— Ты говоришь глупости, Джон! — устало сказала Марина. — Здесь так же умирают от вируса, как в Англии. Умер мой друг, — напомнила она, но мистеру Фоксу было все равно. Он оседлал благодарную тему, связанную с жалостью к себе, а когда такое случается, страдания других людей не имеют значения.
— Ваши олигархи и чиновники попрячутся в закрытых бункерах! — кричал он. — И я не удивлюсь, если у русских имеется противоядие от вируса! — Он добавил какое-то слово, смысл которого Марина не уловила, и шумно закашлялся.
Почему-то девушке стало жаль отчима. Одинокий и слабый человек, дрожащий от страха в своем загородном доме в двадцати милях от Лондона. Элитное жилье в элитном микрорайоне. Мистер Фокс страшно гордился крохотной лужайкой перед домом, на которой много лет выращивал крокусы. Закупал где-то специальный дерн, семена растений, а когда по весне распускались ядовито-желтые цветы, радовался, как ребенок.
— Мне очень жаль, Джон, — искренне сказала Марина. — Я бы приехала, если бы смогла…
— Мне… мне так страшно, Мэри… — Мистер Фокс не стыдился своих слез.
Марина ни разу не видела отчима плачущим или громко смеющимся. Он остерегался проявления сильных эмоций, как другие люди боятся удара в лицо или прилюдного унижения. Девушка с трудом могла представить его занимающимся любовью, а мать отпустила однажды на эту тему едкое замечание. Марине было двенадцать лет, и она не поняла смысл шутки, но со свойственной детям восприимчивостью уловила уничижительные интонации в тоне, да и Джон сильно побледнел в тот раз и ничего не сказал в ответ. Марина жалела отчима тем характерным, свойственным русским людям состраданием, в котором не было и тени превосходства или злорадства. После телефонного разговора с мистером Фоксом ей стало совсем худо, и тогда она позвонила отцу…
— Это глупо, Сергей! — повторил Рустам. — Если ты заразишься, твоей дочери не станет легче.

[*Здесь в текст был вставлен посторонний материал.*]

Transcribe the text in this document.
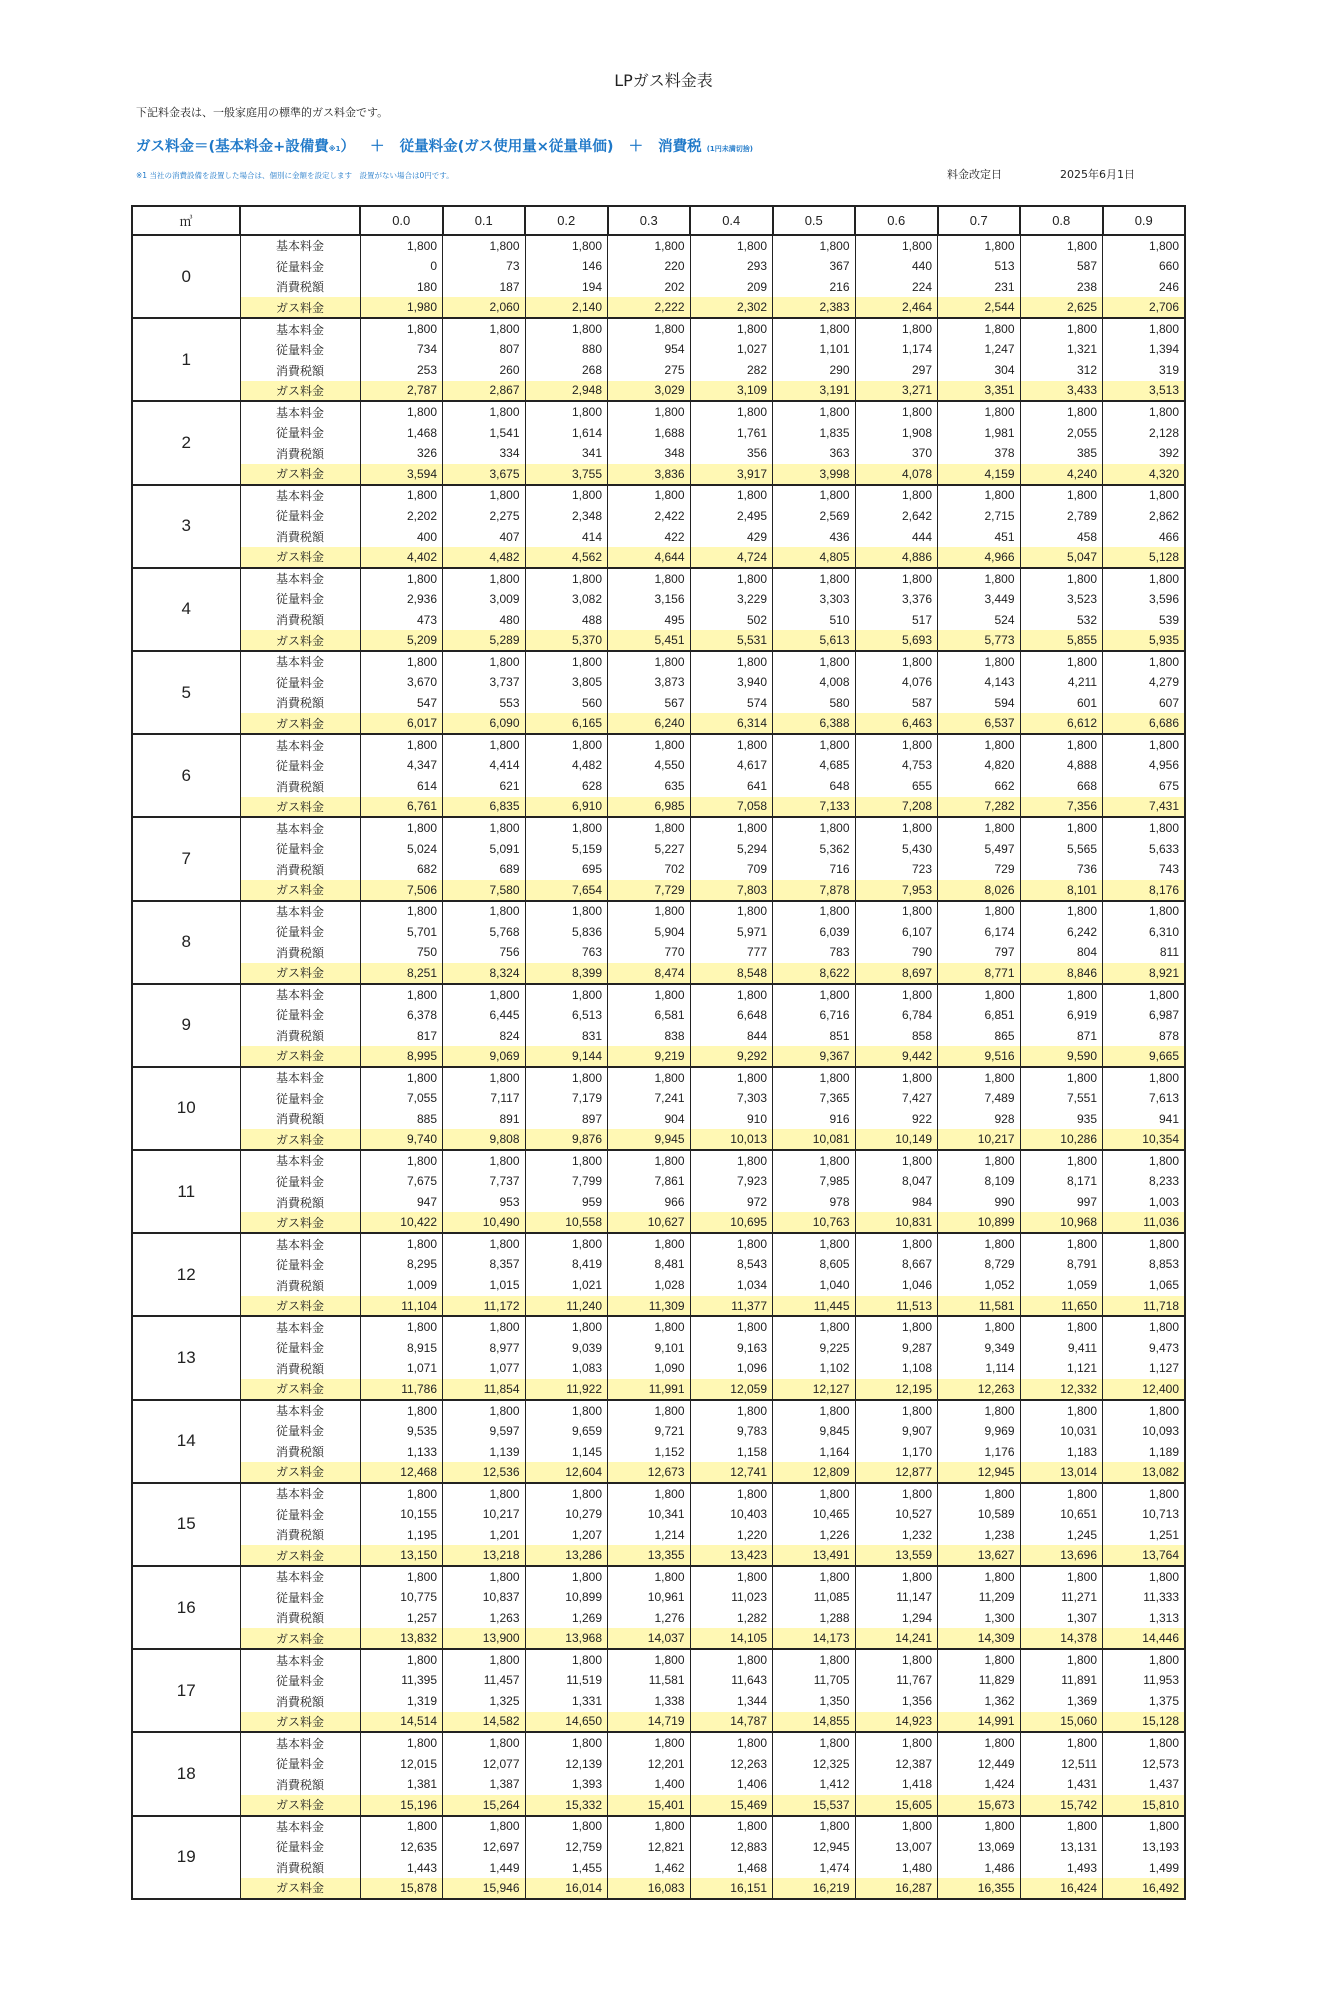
LPガス料金表
下記料金表は、一般家庭用の標準的ガス料金です。
ガス料金＝(基本料金+設備費※1） ＋ 従量料金(ガス使用量×従量単価) ＋ 消費税 (1円未満切捨)
※1 当社の消費設備を設置した場合は、個別に金額を設定します　設置がない場合は0円です。	料金改定日	2025年6月1日
㎥		0.0	0.1	0.2	0.3	0.4	0.5	0.6	0.7	0.8	0.9
0	基本料金	1,800	1,800	1,800	1,800	1,800	1,800	1,800	1,800	1,800	1,800
	従量料金	0	73	146	220	293	367	440	513	587	660
	消費税額	180	187	194	202	209	216	224	231	238	246
	ガス料金	1,980	2,060	2,140	2,222	2,302	2,383	2,464	2,544	2,625	2,706
1	基本料金	1,800	1,800	1,800	1,800	1,800	1,800	1,800	1,800	1,800	1,800
	従量料金	734	807	880	954	1,027	1,101	1,174	1,247	1,321	1,394
	消費税額	253	260	268	275	282	290	297	304	312	319
	ガス料金	2,787	2,867	2,948	3,029	3,109	3,191	3,271	3,351	3,433	3,513
2	基本料金	1,800	1,800	1,800	1,800	1,800	1,800	1,800	1,800	1,800	1,800
	従量料金	1,468	1,541	1,614	1,688	1,761	1,835	1,908	1,981	2,055	2,128
	消費税額	326	334	341	348	356	363	370	378	385	392
	ガス料金	3,594	3,675	3,755	3,836	3,917	3,998	4,078	4,159	4,240	4,320
3	基本料金	1,800	1,800	1,800	1,800	1,800	1,800	1,800	1,800	1,800	1,800
	従量料金	2,202	2,275	2,348	2,422	2,495	2,569	2,642	2,715	2,789	2,862
	消費税額	400	407	414	422	429	436	444	451	458	466
	ガス料金	4,402	4,482	4,562	4,644	4,724	4,805	4,886	4,966	5,047	5,128
4	基本料金	1,800	1,800	1,800	1,800	1,800	1,800	1,800	1,800	1,800	1,800
	従量料金	2,936	3,009	3,082	3,156	3,229	3,303	3,376	3,449	3,523	3,596
	消費税額	473	480	488	495	502	510	517	524	532	539
	ガス料金	5,209	5,289	5,370	5,451	5,531	5,613	5,693	5,773	5,855	5,935
5	基本料金	1,800	1,800	1,800	1,800	1,800	1,800	1,800	1,800	1,800	1,800
	従量料金	3,670	3,737	3,805	3,873	3,940	4,008	4,076	4,143	4,211	4,279
	消費税額	547	553	560	567	574	580	587	594	601	607
	ガス料金	6,017	6,090	6,165	6,240	6,314	6,388	6,463	6,537	6,612	6,686
6	基本料金	1,800	1,800	1,800	1,800	1,800	1,800	1,800	1,800	1,800	1,800
	従量料金	4,347	4,414	4,482	4,550	4,617	4,685	4,753	4,820	4,888	4,956
	消費税額	614	621	628	635	641	648	655	662	668	675
	ガス料金	6,761	6,835	6,910	6,985	7,058	7,133	7,208	7,282	7,356	7,431
7	基本料金	1,800	1,800	1,800	1,800	1,800	1,800	1,800	1,800	1,800	1,800
	従量料金	5,024	5,091	5,159	5,227	5,294	5,362	5,430	5,497	5,565	5,633
	消費税額	682	689	695	702	709	716	723	729	736	743
	ガス料金	7,506	7,580	7,654	7,729	7,803	7,878	7,953	8,026	8,101	8,176
8	基本料金	1,800	1,800	1,800	1,800	1,800	1,800	1,800	1,800	1,800	1,800
	従量料金	5,701	5,768	5,836	5,904	5,971	6,039	6,107	6,174	6,242	6,310
	消費税額	750	756	763	770	777	783	790	797	804	811
	ガス料金	8,251	8,324	8,399	8,474	8,548	8,622	8,697	8,771	8,846	8,921
9	基本料金	1,800	1,800	1,800	1,800	1,800	1,800	1,800	1,800	1,800	1,800
	従量料金	6,378	6,445	6,513	6,581	6,648	6,716	6,784	6,851	6,919	6,987
	消費税額	817	824	831	838	844	851	858	865	871	878
	ガス料金	8,995	9,069	9,144	9,219	9,292	9,367	9,442	9,516	9,590	9,665
10	基本料金	1,800	1,800	1,800	1,800	1,800	1,800	1,800	1,800	1,800	1,800
	従量料金	7,055	7,117	7,179	7,241	7,303	7,365	7,427	7,489	7,551	7,613
	消費税額	885	891	897	904	910	916	922	928	935	941
	ガス料金	9,740	9,808	9,876	9,945	10,013	10,081	10,149	10,217	10,286	10,354
11	基本料金	1,800	1,800	1,800	1,800	1,800	1,800	1,800	1,800	1,800	1,800
	従量料金	7,675	7,737	7,799	7,861	7,923	7,985	8,047	8,109	8,171	8,233
	消費税額	947	953	959	966	972	978	984	990	997	1,003
	ガス料金	10,422	10,490	10,558	10,627	10,695	10,763	10,831	10,899	10,968	11,036
12	基本料金	1,800	1,800	1,800	1,800	1,800	1,800	1,800	1,800	1,800	1,800
	従量料金	8,295	8,357	8,419	8,481	8,543	8,605	8,667	8,729	8,791	8,853
	消費税額	1,009	1,015	1,021	1,028	1,034	1,040	1,046	1,052	1,059	1,065
	ガス料金	11,104	11,172	11,240	11,309	11,377	11,445	11,513	11,581	11,650	11,718
13	基本料金	1,800	1,800	1,800	1,800	1,800	1,800	1,800	1,800	1,800	1,800
	従量料金	8,915	8,977	9,039	9,101	9,163	9,225	9,287	9,349	9,411	9,473
	消費税額	1,071	1,077	1,083	1,090	1,096	1,102	1,108	1,114	1,121	1,127
	ガス料金	11,786	11,854	11,922	11,991	12,059	12,127	12,195	12,263	12,332	12,400
14	基本料金	1,800	1,800	1,800	1,800	1,800	1,800	1,800	1,800	1,800	1,800
	従量料金	9,535	9,597	9,659	9,721	9,783	9,845	9,907	9,969	10,031	10,093
	消費税額	1,133	1,139	1,145	1,152	1,158	1,164	1,170	1,176	1,183	1,189
	ガス料金	12,468	12,536	12,604	12,673	12,741	12,809	12,877	12,945	13,014	13,082
15	基本料金	1,800	1,800	1,800	1,800	1,800	1,800	1,800	1,800	1,800	1,800
	従量料金	10,155	10,217	10,279	10,341	10,403	10,465	10,527	10,589	10,651	10,713
	消費税額	1,195	1,201	1,207	1,214	1,220	1,226	1,232	1,238	1,245	1,251
	ガス料金	13,150	13,218	13,286	13,355	13,423	13,491	13,559	13,627	13,696	13,764
16	基本料金	1,800	1,800	1,800	1,800	1,800	1,800	1,800	1,800	1,800	1,800
	従量料金	10,775	10,837	10,899	10,961	11,023	11,085	11,147	11,209	11,271	11,333
	消費税額	1,257	1,263	1,269	1,276	1,282	1,288	1,294	1,300	1,307	1,313
	ガス料金	13,832	13,900	13,968	14,037	14,105	14,173	14,241	14,309	14,378	14,446
17	基本料金	1,800	1,800	1,800	1,800	1,800	1,800	1,800	1,800	1,800	1,800
	従量料金	11,395	11,457	11,519	11,581	11,643	11,705	11,767	11,829	11,891	11,953
	消費税額	1,319	1,325	1,331	1,338	1,344	1,350	1,356	1,362	1,369	1,375
	ガス料金	14,514	14,582	14,650	14,719	14,787	14,855	14,923	14,991	15,060	15,128
18	基本料金	1,800	1,800	1,800	1,800	1,800	1,800	1,800	1,800	1,800	1,800
	従量料金	12,015	12,077	12,139	12,201	12,263	12,325	12,387	12,449	12,511	12,573
	消費税額	1,381	1,387	1,393	1,400	1,406	1,412	1,418	1,424	1,431	1,437
	ガス料金	15,196	15,264	15,332	15,401	15,469	15,537	15,605	15,673	15,742	15,810
19	基本料金	1,800	1,800	1,800	1,800	1,800	1,800	1,800	1,800	1,800	1,800
	従量料金	12,635	12,697	12,759	12,821	12,883	12,945	13,007	13,069	13,131	13,193
	消費税額	1,443	1,449	1,455	1,462	1,468	1,474	1,480	1,486	1,493	1,499
	ガス料金	15,878	15,946	16,014	16,083	16,151	16,219	16,287	16,355	16,424	16,492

Они сидели в кабине внедорожника, который Сафаров предусмотрительно загнал в открытый двор. Свет в салоне машины был выключен, чтобы не привлекать внимание проезжающих по улицам дежурных нарядов полиции. Сергей машинально потрогал опухшую скулу, похоже, у него был расколот боковой зуб. Не самая большая потеря, учитывая сложившуюся ситуацию! По сути говоря, Рустам был прав. Врачи в один голос твердили о высокой контагиозности вируса, но с другой стороны, после сегодняшней драки он заимел все шансы заболеть. Отморозки были инфицированы. Они говорят, инкубационный период длится от нескольких часов до недели. Пробудет это время с дочерью, обезопасит Надежду от заражения. Авдеев легонько стукнул кулаком по висящим над приборной панелью миниатюрным боксерским перчаткам.
— Почему ты вмешался в драку? — спросил он.
— Спроси чего полегче… — буркнул Сафаров.
— Моя бывшая подруга была начитанной дамочкой, — усмехнулся Сергей. — Рассказала как-то о работах немецкого философа. Мораль господ и мораль рабов. Лажа, короче. Но одна мысль меня реально зацепила. Те, кто послабее духом, сидят и хнычут, а кто покрепче, идут навстречу страху и стараются его преодолеть. А в сообществе анонимных алкоголиков часто говорят, что Бог помогает решительным людям.
— Фридрих Ницше, — с усмешкой сказал Рустам. — Твоя подруга говорила о работе немецкого философа. Жил в девятнадцатом веке.
Сергей с удивлением взглянул на нового друга.
— Много читал, — смущенно улыбнулся Сафаров. — Спасибо за это бывшему боссу. Зависал подолгу на своих встречах, а качать тупые видосы из Ютьюба меня не прикалывало.
— Ты типа телохранитель?
— Ну да… Шеф был тварь редкостная, тех людей, кто победнее да поскромнее, за мусор считал.
— Умер?
— Не без моего участия, — жестко ответил Рустам.
Авдеев понимающе кивнул.
— Жаль, если мы с тобой больше не пересечемся, Рустам! — сказал он, держась за дверную ручку внедорожника.
— Земля маленькая! — все с той же улыбкой ответил Сафаров.
Сергей вышел из двора, оглянулся. Силуэт водителя темнел в кабине внедорожника. Он помахал рукой, Сафаров едва заметно наклонил голову. Рустам бил отморозков голыми кулаками, и драка — как секс, — тесного контакта не избежать. Оглядываясь по сторонам, он перебежал дорогу, набрал номер квартиры дочери на панели домофона. Марина ответила после третьего гудка. Голос был слабым и настороженным.